The search for rare mutations is helped by the technique Gencove is using: using low-coverage whole-genome sequencing (WGS), which opens up parts of the genome that haven’t been studied using the single-nucleotide-polymorphism (SNP) arrays employed by other genomic companies. Low-coverage WGS means that Gencove sequences 10-20% of a participant’s genome at random and imputes the rest using sequences from existing databases. Genetic imputation (using algorithms to find the unread DNA sequences most likely to be associated with the sequenced regions) increases the power and resolution of low-coverage WGS and increases prediction accuracy, providing information about the entire genome with extremely high probability of accuracy.
Gencove is also working to increase genomic representation within their database, which will further enrich their data. “A lot of genomics research has been done on white Europeans – it’s just not very diverse,” says Kaja. One of Gencove’s partnerships is with an Indian sequencing company: “Today, we have basically the most accurate reference genomes for an Indian population,” she says. Increasing database diversity may help pinpoint inherited diseases that are more prevalent in non-European genetic backgrounds.
Kaja welcomes partnerships with those who want to gather a large number of people and sequence them from scratch be they individuals, academics, startups, or pharma companies.
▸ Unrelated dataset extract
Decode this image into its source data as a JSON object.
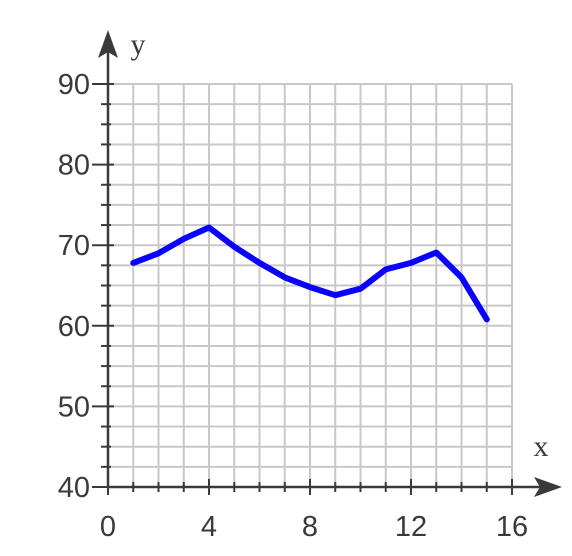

These projects will not only answer specific research questions, but also add to the growing data that can serve as a resource for those whose projects may involve a new algorithm looking for associations.
The OT-One S is the first stop in Gencove’s automated pipeline. The OT-One S pipettes saliva samples out of the spit-tubes customers send into a 96 well plate to be further processed downstream. The pipeline also uses a Formulatrix Mantis for plate filling and an Agilent Bravo for parallel NGS library prep.
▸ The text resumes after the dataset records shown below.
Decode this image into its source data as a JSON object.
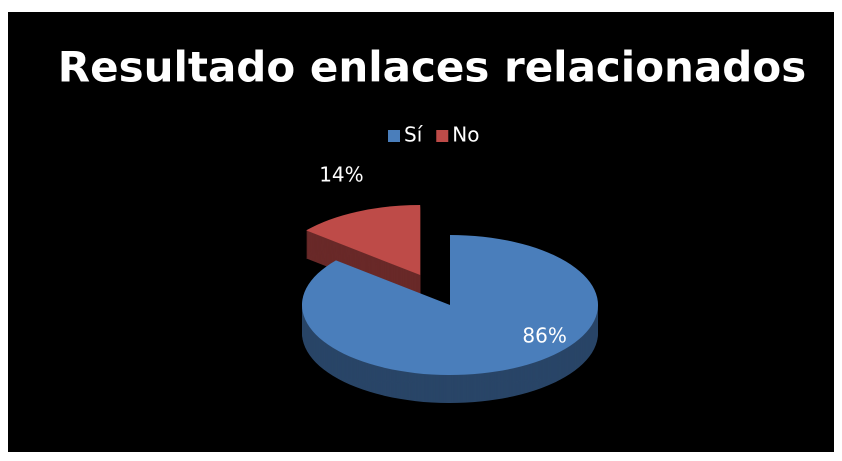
{
  "chart_data": {
    "type": "pie",
    "title": "Resultado enlaces relacionados",
    "categories": [
      "Sí",
      "No"
    ],
    "values": [
      86,
      14
    ],
    "value_labels": [
      "86%",
      "14%"
    ],
    "colors": [
      "#4a7ebb",
      "#be4b48"
    ],
    "legend": "top",
    "exploded": [
      false,
      true
    ]
  }
}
For Kaja, part of the appeal of the Opentrons OT-One is its affordability. “It’s shocking how expensive lab automation is,” she says. “For a robot that does what the OT-One does, I was quoted $200,000-350,000 dollars. When we’re a start-up of three people, I can’t invest in something that expensive. Opentrons gave us the opportunity to be accurate and predictable without the huge price tag.”
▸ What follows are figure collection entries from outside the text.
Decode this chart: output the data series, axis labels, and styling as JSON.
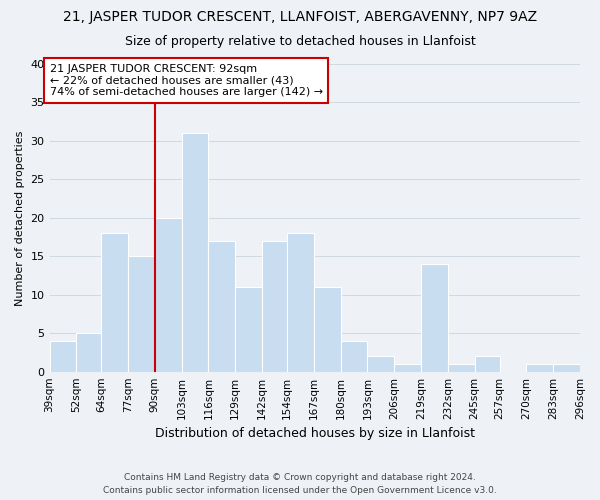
{
  "title": "21, JASPER TUDOR CRESCENT, LLANFOIST, ABERGAVENNY, NP7 9AZ",
  "subtitle": "Size of property relative to detached houses in Llanfoist",
  "xlabel": "Distribution of detached houses by size in Llanfoist",
  "ylabel": "Number of detached properties",
  "bin_edges": [
    39,
    52,
    64,
    77,
    90,
    103,
    116,
    129,
    142,
    154,
    167,
    180,
    193,
    206,
    219,
    232,
    245,
    257,
    270,
    283,
    296
  ],
  "bin_labels": [
    "39sqm",
    "52sqm",
    "64sqm",
    "77sqm",
    "90sqm",
    "103sqm",
    "116sqm",
    "129sqm",
    "142sqm",
    "154sqm",
    "167sqm",
    "180sqm",
    "193sqm",
    "206sqm",
    "219sqm",
    "232sqm",
    "245sqm",
    "257sqm",
    "270sqm",
    "283sqm",
    "296sqm"
  ],
  "counts": [
    4,
    5,
    18,
    15,
    20,
    31,
    17,
    11,
    17,
    18,
    11,
    4,
    2,
    1,
    14,
    1,
    2,
    0,
    1,
    1
  ],
  "bar_color": "#c9ddf0",
  "bar_edge_color": "#ffffff",
  "grid_color": "#d0d8e0",
  "vline_x": 90,
  "vline_color": "#cc0000",
  "annotation_text": "21 JASPER TUDOR CRESCENT: 92sqm\n← 22% of detached houses are smaller (43)\n74% of semi-detached houses are larger (142) →",
  "annotation_box_color": "#ffffff",
  "annotation_box_edge": "#cc0000",
  "ylim": [
    0,
    40
  ],
  "yticks": [
    0,
    5,
    10,
    15,
    20,
    25,
    30,
    35,
    40
  ],
  "footer_line1": "Contains HM Land Registry data © Crown copyright and database right 2024.",
  "footer_line2": "Contains public sector information licensed under the Open Government Licence v3.0.",
  "bg_color": "#eef2f7"
}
Back at the New York Genome Center (before Gencove started), Kaja was testing out her low-coverage sequencing protocol on friend and family volunteers. When using a hand-held pipette it’s really easy to make an error. “I tested my husband’s dad and his results suggested that he was unrelated to my husband, and my Nigerian friend’s ancestry was Northern European – so I immediately knew that I messed up. All this made me realize that we have to eliminate the human component from the process!” Since the protocol has been fully developed and automated, nothing like that has ever happened.
Gencove has also found the flexibility of the Opentrons platform to be important. Other platforms were more rigid, and Kaja found it difficult to automate the saliva extraction protocol – something her beta testing had demonstrated would be important for sample integrity. “You can make Opentrons do anything you want!” says Kaja. With a few programming changes, Gencove was able to manipulate the sample handling and movement exactly as their protocol needed.
Kaja is an Opentrons enthusiast and has been encouraging other friends with start-up companies to try the affordable, efficient robot that Gencove is using. Integration of the Opentrons and Gencove technologies has been a big step toward the open-source, accessible biotech that sits at the foundational core of both companies. Says Kaja: “We love Opentrons!”